Springfield lawyers Richard L. Schnake and Craig A. Street have been elected to leadership positions in the Supreme Court of Missouri Historical Society.
Schnake was installed as the president and Street as the secretary-treasurer at the Society’s annual dinner membership meeting in Jefferson City November 14. Chief Justice Mary Rhodes Russell was in attendance.
Schnake, a member of the Society’s Board of Trustees since 1999, is a partner in the Law Firm of Neale & Newman, L.L.P. He has handled more than 200 cases in the Missouri and federal appellate courts, including arguing 15 cases before the Missouri Supreme Court. He also practices in the area of intellectual property.
A 1982 graduate of Washington University School of Law in St. Louis, Schnake served as the law clerk for Supreme Court Judge Warren D. Welliver before joining Neale & Newman in 1983. He became a partner in 1988.
Street is the Chief Staff Attorney for the Missouri Court of Appeals, Southern District, which is headquartered in Springfield.
Street is a 1998 graduate of the University of Missouri School of Law. After graduation, he served as the law clerk for Court of Appeals Judge Kenneth W. Shrum before entering private practice with Neale & Newman. He returned to the court in 2002 and has been the Chief Staff Attorney since 2004.

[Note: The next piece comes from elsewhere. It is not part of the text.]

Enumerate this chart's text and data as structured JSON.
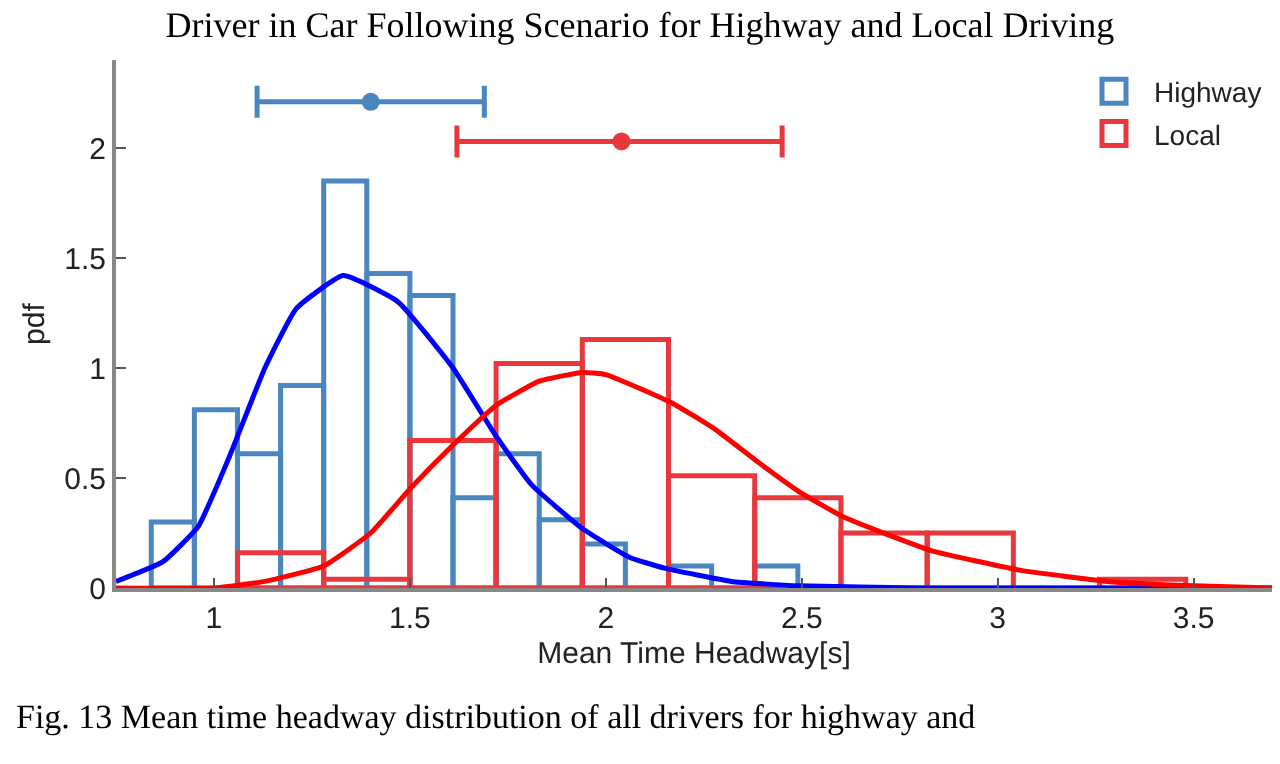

The Supreme Court of Missouri Historical Society plays a major role in preserving the history of the Supreme Court and of both the Missouri judicial system and legal profession.
Its purposes also include encouraging research into the records and memorabilia relating to the Supreme Court, promoting increased knowledge of the history of the judicial system, and preserving and enhancing the Supreme Court building and its contents.
The Society commissioned the first complete history of the Missouri Supreme Court. The hardcover book, by St. Louis University School of Law Professor Emeritus Gerald T. Dunne, is The Missouri Supreme Court: From Dred Scott to Nancy Cruzan, published by the University of Missouri Press.
The Society has worked closely with the Missouri State Archives to index and digitize the Court’s records for ease of access by researchers and others interested in history. Case records provide a wealth of information about Missouri during the period surrounding the Civil War, an era of constant interest to historians.
Through the Seiler Fellowship, named for former Supreme Court Judge Robert E. Seiler, the Society has annually funded stipends for scholarly research and for two collegiate summer interns to work with the Archives on the indexing project.
The Society’s support was instrumental in the Archives’ receipt of a separate $100,000 grant from the National Archives to make Civil War-era records, including the records of the Dred Scottcase and others, accessible online.
The work of the Society is financed by dues and gifts, which are tax deductible.